This week, James Blackmon was freed after 35 years in prison for a murder he didn’t commit. He was convicted in Wake County, based on his own false confession — which police dragged out of him after hours of coercive interrogation. Here, CDPL attorney Elizabeth Hambourger explains how false confessions happen.
Most of us think, “I would never confess to a crime I didn’t commit.” But the sad reality is, people do it all the time.
More than a quarter of DNA exonerations involve a false confession. North Carolina’s longest serving death row exonerees, Henry McCollum and Leon Brown, were sentenced to death and spent a combined 60 years in prison because police interrogators manipulated them into taking responsibility for a terrible crime they had nothing to do with. And how many more Henrys and Leons are sitting in North Carolina’s prisons?
Many American law enforcement officers are trained to conduct interrogations in ways that recklessly encourage false confessions. Using the popular Reid Technique, interrogators first examine a suspect’s body language for clues that supposedly indicate guilt. In truth, these non-verbal cues often indicate simple nervousness. But once interrogators decide a suspect is guilty, their only goal becomes to obtain an admissible confession. They might weaken a suspect’s defenses by depriving them of sleep and food. Or lie to a suspect, confusing them with invented but convincing evidence of their own guilt. Or they might minimize the seriousness of the suspect’s supposed actions, offering morally acceptable motives, such as accident or self-defense, which the suspect might endorse in hopes of ending the interrogation.
You’ve probably seen all this on TV police dramas, but it’s ruining the lives of real-life innocent people. Today, a three-judge panel in Wake County exonerated James Blackmon, a man with severe mental illness who was manipulated into confessing to a 1979 murder at St. Augustine’s College. The flimsiest of evidence brought police to Blackmon’s bedside at Dorothea Dix, a mental hospital where Blackmon was confined. Four years after the murder of St. Aug’s student Helena Payton, long after the case had gone cold, police received a tip that an anonymous patient at Dix had confessed to a similar-sounding crime. Though there was no patient at Dix with the name the informant gave, police somehow ended up interrogating Blackmon.
Blackmon’s mental illness was immediately apparent. He compared himself to Dracula, claimed to have telepathic powers and the ability to cause natural disasters, and reported seeing UFOs. Officers noted that he wore a cape like Superman. In addition to suffering from schizoaffective disorder, a major psychotic illness, Blackmon’s IQ has tested as low as 69. Studies have found that those with mental and cognitive disabilities are more likely to give false confessions.
Despite his vulnerabilities and the lack of any evidence linking him to the crime, police interrogated Blackmon over and over.

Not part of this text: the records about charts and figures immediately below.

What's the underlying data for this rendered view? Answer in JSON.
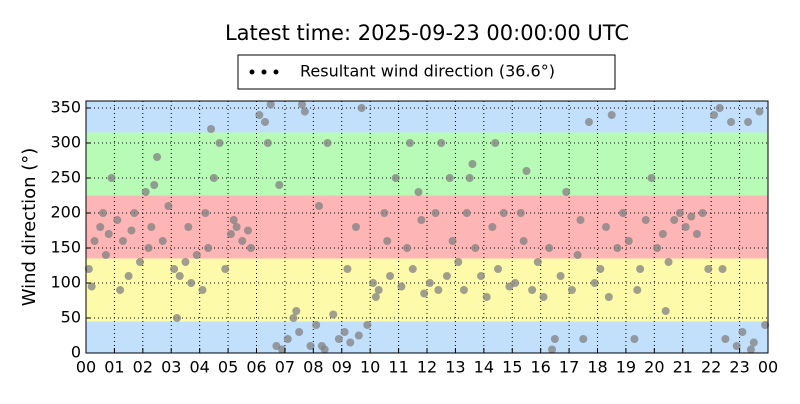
{
  "chart_data": {
    "type": "scatter",
    "title": "Latest time: 2025-09-23 00:00:00 UTC",
    "y_label": "Wind direction (°)",
    "grid": true,
    "bands": [
      {
        "from": 0,
        "to": 45,
        "color": "#c2e0fc"
      },
      {
        "from": 45,
        "to": 135,
        "color": "#fdfbaa"
      },
      {
        "from": 135,
        "to": 225,
        "color": "#fdb5b5"
      },
      {
        "from": 225,
        "to": 315,
        "color": "#b7fbb7"
      },
      {
        "from": 315,
        "to": 360,
        "color": "#c2e0fc"
      }
    ],
    "xlim": [
      0,
      24
    ],
    "xticks": [
      {
        "value": 0,
        "label": "00"
      },
      {
        "value": 1,
        "label": "01"
      },
      {
        "value": 2,
        "label": "02"
      },
      {
        "value": 3,
        "label": "03"
      },
      {
        "value": 4,
        "label": "04"
      },
      {
        "value": 5,
        "label": "05"
      },
      {
        "value": 6,
        "label": "06"
      },
      {
        "value": 7,
        "label": "07"
      },
      {
        "value": 8,
        "label": "08"
      },
      {
        "value": 9,
        "label": "09"
      },
      {
        "value": 10,
        "label": "10"
      },
      {
        "value": 11,
        "label": "11"
      },
      {
        "value": 12,
        "label": "12"
      },
      {
        "value": 13,
        "label": "13"
      },
      {
        "value": 14,
        "label": "14"
      },
      {
        "value": 15,
        "label": "15"
      },
      {
        "value": 16,
        "label": "16"
      },
      {
        "value": 17,
        "label": "17"
      },
      {
        "value": 18,
        "label": "18"
      },
      {
        "value": 19,
        "label": "19"
      },
      {
        "value": 20,
        "label": "20"
      },
      {
        "value": 21,
        "label": "21"
      },
      {
        "value": 22,
        "label": "22"
      },
      {
        "value": 23,
        "label": "23"
      },
      {
        "value": 24,
        "label": "00"
      }
    ],
    "ylim": [
      0,
      360
    ],
    "yticks": [
      0,
      50,
      100,
      150,
      200,
      250,
      300,
      350
    ],
    "series": [
      {
        "name": "Resultant wind direction (36.6°)",
        "color": "#808080",
        "legend_color": "#000000",
        "x": [
          0.1,
          0.3,
          0.5,
          0.7,
          0.9,
          0.2,
          0.6,
          0.8,
          1.1,
          1.3,
          1.5,
          1.7,
          1.9,
          1.2,
          1.6,
          2.1,
          2.3,
          2.5,
          2.7,
          2.9,
          2.4,
          2.2,
          3.1,
          3.3,
          3.5,
          3.7,
          3.9,
          3.2,
          3.6,
          4.1,
          4.3,
          4.5,
          4.7,
          4.9,
          4.4,
          4.2,
          5.1,
          5.3,
          5.5,
          5.7,
          5.2,
          5.8,
          6.1,
          6.3,
          6.5,
          6.7,
          6.9,
          6.4,
          6.8,
          7.1,
          7.3,
          7.5,
          7.7,
          7.9,
          7.4,
          7.6,
          8.1,
          8.3,
          8.5,
          8.7,
          8.9,
          8.4,
          8.2,
          9.1,
          9.3,
          9.5,
          9.7,
          9.9,
          9.2,
          9.6,
          10.1,
          10.3,
          10.5,
          10.7,
          10.9,
          10.2,
          10.6,
          11.1,
          11.3,
          11.5,
          11.7,
          11.9,
          11.4,
          11.8,
          12.1,
          12.3,
          12.5,
          12.7,
          12.9,
          12.4,
          12.8,
          13.1,
          13.3,
          13.5,
          13.7,
          13.9,
          13.4,
          13.6,
          14.1,
          14.3,
          14.5,
          14.7,
          14.9,
          14.4,
          15.1,
          15.3,
          15.5,
          15.7,
          15.9,
          15.4,
          16.1,
          16.3,
          16.5,
          16.7,
          16.9,
          16.4,
          17.1,
          17.3,
          17.5,
          17.7,
          17.9,
          17.4,
          18.1,
          18.3,
          18.5,
          18.7,
          18.9,
          18.4,
          19.1,
          19.3,
          19.5,
          19.7,
          19.9,
          19.4,
          20.1,
          20.3,
          20.5,
          20.7,
          20.9,
          20.4,
          21.1,
          21.3,
          21.5,
          21.7,
          21.9,
          22.1,
          22.3,
          22.5,
          22.7,
          22.9,
          22.4,
          23.1,
          23.3,
          23.5,
          23.7,
          23.9,
          23.4
        ],
        "values": [
          120,
          160,
          180,
          140,
          250,
          95,
          200,
          170,
          190,
          160,
          110,
          200,
          130,
          90,
          175,
          230,
          180,
          280,
          160,
          210,
          240,
          150,
          120,
          110,
          130,
          100,
          140,
          50,
          180,
          90,
          150,
          250,
          300,
          120,
          320,
          200,
          170,
          180,
          160,
          175,
          190,
          150,
          340,
          330,
          355,
          10,
          5,
          300,
          240,
          20,
          50,
          30,
          345,
          10,
          60,
          355,
          40,
          10,
          300,
          55,
          20,
          5,
          210,
          30,
          15,
          180,
          350,
          40,
          120,
          25,
          100,
          90,
          200,
          110,
          250,
          80,
          160,
          95,
          150,
          120,
          230,
          85,
          300,
          190,
          100,
          200,
          300,
          110,
          160,
          90,
          250,
          130,
          90,
          250,
          150,
          110,
          200,
          270,
          80,
          180,
          120,
          200,
          95,
          300,
          100,
          200,
          260,
          90,
          130,
          160,
          80,
          150,
          20,
          110,
          230,
          5,
          90,
          140,
          20,
          330,
          100,
          190,
          120,
          180,
          340,
          150,
          200,
          80,
          160,
          20,
          120,
          190,
          250,
          90,
          150,
          170,
          130,
          190,
          200,
          60,
          180,
          195,
          170,
          200,
          120,
          340,
          350,
          20,
          330,
          10,
          120,
          30,
          330,
          15,
          345,
          40,
          5
        ]
      }
    ]
  }
}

In fact, according to false confession expert Allison Redlich, they used Blackmon’s mental illness to manipulate him. Eventually, Blackmon agreed with the officers that “the bad James Blackmon” must have killed Payton while the “good James Blackmon” was somewhere else. But, tellingly, Blackmon did not even know basic facts of the crime, including how Payton was killed.
Blackmon’s “confession” was the only evidence against him. Detectives never found any physical evidence or eyewitnesses linking him to Helena Payton or the crime scene. In fact, there is physical evidence pointing to another suspect, and it now seems likely that Blackmon was in New York when Payton was killed. Yet, facing the possibility of a death sentence, Blackmon pled guilty and received a life sentence, even while still proclaiming his innocence.
Despite compelling evidence that the confession was false, Wake District Attorney Lorrin Freeman fought Blackmon’s exoneration. She could have agreed to his release, as the prosecutor did in Henry and Leon’s case. Instead, she said the burden was on him to prove his innocence, an extremely high bar that stops many innocent people from ever being released from prison. Now that Blackmon has been ruled innocent by the three-judge panel, his case casts further doubt on the reliability of confessions, the techniques law enforcement officers use to obtain them, and prosecutors’ decisions to rely on them to secure convictions and induce pleas. Today will be a hollow victory for a man who has spent 35 unjustified years in prison — unless prosecutors and police use this as an occasion to reevaluate the widespread practices that lead to wrongful convictions.